Friday, October 13, 2017
TARZANA THE WILD GIRL (1969)
PHENOMENALITY: *uncanny*
MYTHICITY: *poor*
FRYEAN MYTHOS: *drama*
CAMPBELLIAN FUNCTIONS: *sociological*
I still remember seeing this film advertised back in The Day, but I never saw it in the theaters. Something Weird preserved it, and I finally saw it via a Youtube download, confirming my suspicion that it would have been a stone bore in a theater, despite the copious upper-body nudity of the title character (played by one Femi Benussi).
Jungle girls tend to fall into two broad (so to speak) categories: the tough babes and the innocent sylphs. The Italian film-industry tended to make the latter, like the slightly earlier LUANA, though I did wonder if the filmmakers would lean more toward the former pattern, since they'd bothered to rip off the name of the seminal "tough jungle hero." However, such was not the case.

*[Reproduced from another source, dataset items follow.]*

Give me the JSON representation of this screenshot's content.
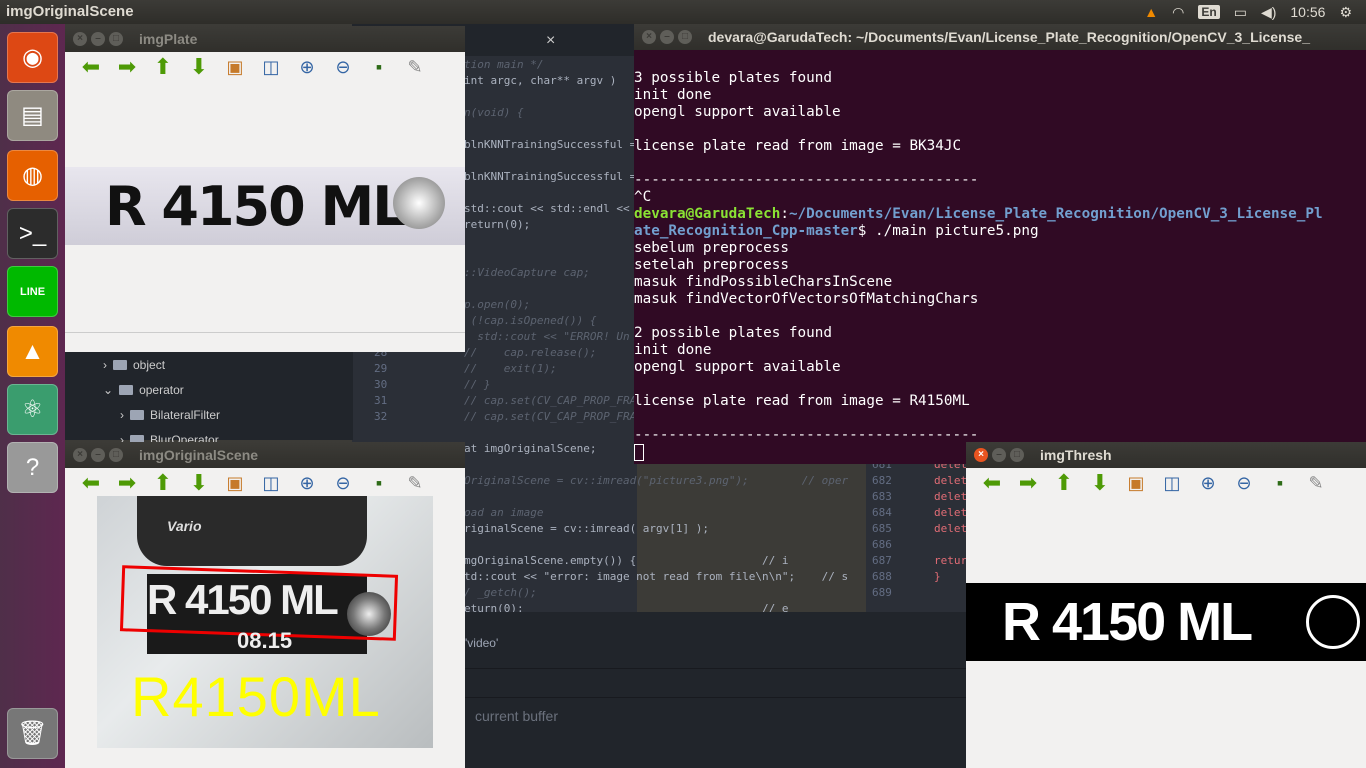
{
  "topbar": {
    "title": "imgOriginalScene",
    "keyboard": "En",
    "time": "10:56"
  },
  "launcher": {
    "items": [
      {
        "name": "ubuntu-dash",
        "glyph": "◉",
        "bg": "#dd4814"
      },
      {
        "name": "files",
        "glyph": "▤",
        "bg": "#8f8a80"
      },
      {
        "name": "firefox",
        "glyph": "◍",
        "bg": "#e66000"
      },
      {
        "name": "terminal",
        "glyph": ">_",
        "bg": "#2c2c2c"
      },
      {
        "name": "line",
        "glyph": "LINE",
        "bg": "#00b900"
      },
      {
        "name": "vlc",
        "glyph": "▲",
        "bg": "#f08a00"
      },
      {
        "name": "atom",
        "glyph": "⚛",
        "bg": "#3a9d6e"
      },
      {
        "name": "unknown-app",
        "glyph": "?",
        "bg": "#999"
      },
      {
        "name": "trash",
        "glyph": "🗑",
        "bg": "#777"
      }
    ]
  },
  "ide": {
    "tab_close": "×",
    "code": [
      {
        "n": "",
        "t": "tion main */",
        "c": "cm"
      },
      {
        "n": "",
        "t": "int argc, char** argv )",
        "c": ""
      },
      {
        "n": "",
        "t": "n(void) {",
        "c": "cm"
      },
      {
        "n": "",
        "t": "blnKNNTrainingSuccessful =",
        "c": ""
      },
      {
        "n": "",
        "t": "blnKNNTrainingSuccessful ==",
        "c": ""
      },
      {
        "n": "",
        "t": "std::cout << std::endl << s",
        "c": ""
      },
      {
        "n": "",
        "t": "return(0);",
        "c": ""
      },
      {
        "n": "",
        "t": "::VideoCapture cap;",
        "c": "cm"
      },
      {
        "n": "",
        "t": "p.open(0);",
        "c": "cm"
      },
      {
        "n": "",
        "t": " (!cap.isOpened()) {",
        "c": "cm"
      },
      {
        "n": "",
        "t": "  std::cout << \"ERROR! Un",
        "c": "cm"
      },
      {
        "n": "28",
        "t": "//    cap.release();",
        "c": "cm"
      },
      {
        "n": "29",
        "t": "//    exit(1);",
        "c": "cm"
      },
      {
        "n": "30",
        "t": "// }",
        "c": "cm"
      },
      {
        "n": "31",
        "t": "// cap.set(CV_CAP_PROP_FRAME_W",
        "c": "cm"
      },
      {
        "n": "32",
        "t": "// cap.set(CV_CAP_PROP_FRAME_H",
        "c": "cm"
      },
      {
        "n": "",
        "t": "at imgOriginalScene;",
        "c": ""
      },
      {
        "n": "",
        "t": "OriginalScene = cv::imread(\"picture3.png\");        // oper",
        "c": "cm"
      },
      {
        "n": "",
        "t": "oad an image",
        "c": "cm"
      },
      {
        "n": "",
        "t": "riginalScene = cv::imread( argv[1] );",
        "c": ""
      },
      {
        "n": "",
        "t": "mgOriginalScene.empty()) {                   // i",
        "c": ""
      },
      {
        "n": "",
        "t": "td::cout << \"error: image not read from file\\n\\n\";    // s",
        "c": ""
      },
      {
        "n": "",
        "t": "/ _getch();",
        "c": "cm"
      },
      {
        "n": "",
        "t": "eturn(0);                                    // e",
        "c": ""
      }
    ],
    "right_code": [
      {
        "n": "681",
        "t": "delet"
      },
      {
        "n": "682",
        "t": "delet"
      },
      {
        "n": "683",
        "t": "delet"
      },
      {
        "n": "684",
        "t": "delet"
      },
      {
        "n": "685",
        "t": "delet"
      },
      {
        "n": "686",
        "t": ""
      },
      {
        "n": "687",
        "t": "retur"
      },
      {
        "n": "688",
        "t": "}"
      },
      {
        "n": "689",
        "t": ""
      }
    ],
    "tree": [
      {
        "label": "object",
        "indent": 0,
        "open": false
      },
      {
        "label": "operator",
        "indent": 0,
        "open": true
      },
      {
        "label": "BilateralFilter",
        "indent": 1,
        "open": false
      },
      {
        "label": "BlurOperator",
        "indent": 1,
        "open": false
      }
    ],
    "find_video": "'video'",
    "find_placeholder": "current buffer"
  },
  "windows": {
    "plate": {
      "title": "imgPlate",
      "plate_text": "R 4150 ML"
    },
    "scene": {
      "title": "imgOriginalScene",
      "plate_text": "R 4150 ML",
      "sub_plate": "08.15",
      "brand": "Vario",
      "result": "R4150ML"
    },
    "thresh": {
      "title": "imgThresh",
      "plate_text": "R 4150 ML"
    }
  },
  "toolbar_icons": [
    "arrow-left-icon",
    "arrow-right-icon",
    "arrow-up-icon",
    "arrow-down-icon",
    "image-icon",
    "zoom-region-icon",
    "zoom-in-icon",
    "zoom-out-icon",
    "save-icon",
    "brush-icon"
  ],
  "terminal": {
    "title": "devara@GarudaTech: ~/Documents/Evan/License_Plate_Recognition/OpenCV_3_License_",
    "lines": [
      "3 possible plates found",
      "init done",
      "opengl support available",
      "",
      "license plate read from image = BK34JC",
      "",
      "----------------------------------------",
      "^C"
    ],
    "prompt_user": "devara@GarudaTech",
    "prompt_path_1": "~/Documents/Evan/License_Plate_Recognition/OpenCV_3_License_Pl",
    "prompt_path_2": "ate_Recognition_Cpp-master",
    "prompt_cmd": "$ ./main picture5.png",
    "lines2": [
      "sebelum preprocess",
      "setelah preprocess",
      "masuk findPossibleCharsInScene",
      "masuk findVectorOfVectorsOfMatchingChars",
      "",
      "2 possible plates found",
      "init done",
      "opengl support available",
      "",
      "license plate read from image = R4150ML",
      "",
      "----------------------------------------"
    ]
  }
}
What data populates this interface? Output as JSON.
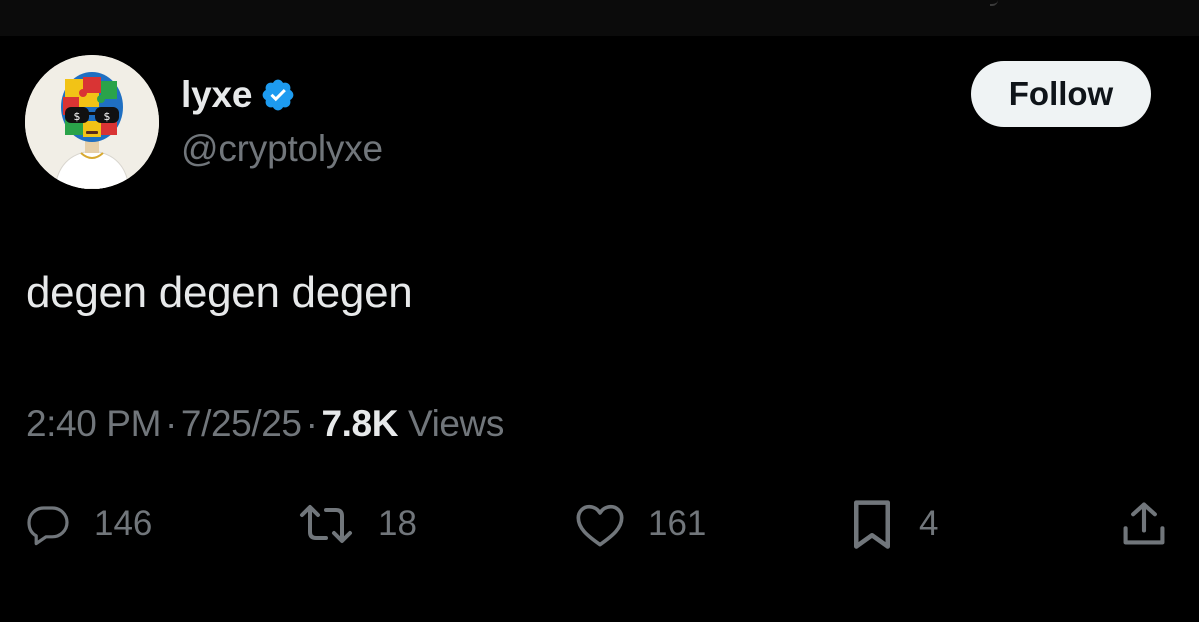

TARZANA is an absolutely by-the-numbers exercise in "jungle rot." A little white girl, the offspring of an English lord, is lost in the African jungle. Fifteen years later, the lord hears reports of a mysterious white girl living in the wilds, and suspects that it may be his lost daughter. Thus he funds an expedition to go looking for the mystery lady.
Often expeditions of white adventurers encounter a lot of opposition from both wild animals and hostile native tribes. TARZANA doesn't bother even coming up to the meager level of LUANA's entertainments, as the former depends a lot of stock footage. Thus the film hardly finds time for any battles between the expedition and the local wildlife. What passes for conflict is that, while some of the adventurers sincerely want to bring Tarzana back to civilization and her grandfather, others want to capture the wild girl for exhibition and profit.
Like Luana, Tarzana never speaks, and so it's never clear as to how she survived in the jungle sans help from local natives. She also seems to have acquired some influence over some of the usual animals-- monkeys, elephants-- and though she shows no talent for fighting, she does at one point send some elephants around to stomp the adventurers' camp. Had this scene been the climax of the film, I might have judged it a combative adventure. However, the end-sequence is mostly about two of the good people managing to approach Tarzana-- despite her having been hit with a trank-date by bad guys-- and to remind her of her forgotten past by showing the girl a doll she once owned. It's a paltry form of drama, but said climax, as well as the movie's endless small talk, pushes this one more toward the mythos of the drama.
Benussi's nudity has some appeal, but the film's main interest for me is that I wondered how it was ever exhibited in America, given that the "Tarzan" trademark has been aggressively protected by the heirs of Edgar Rice Burroughs.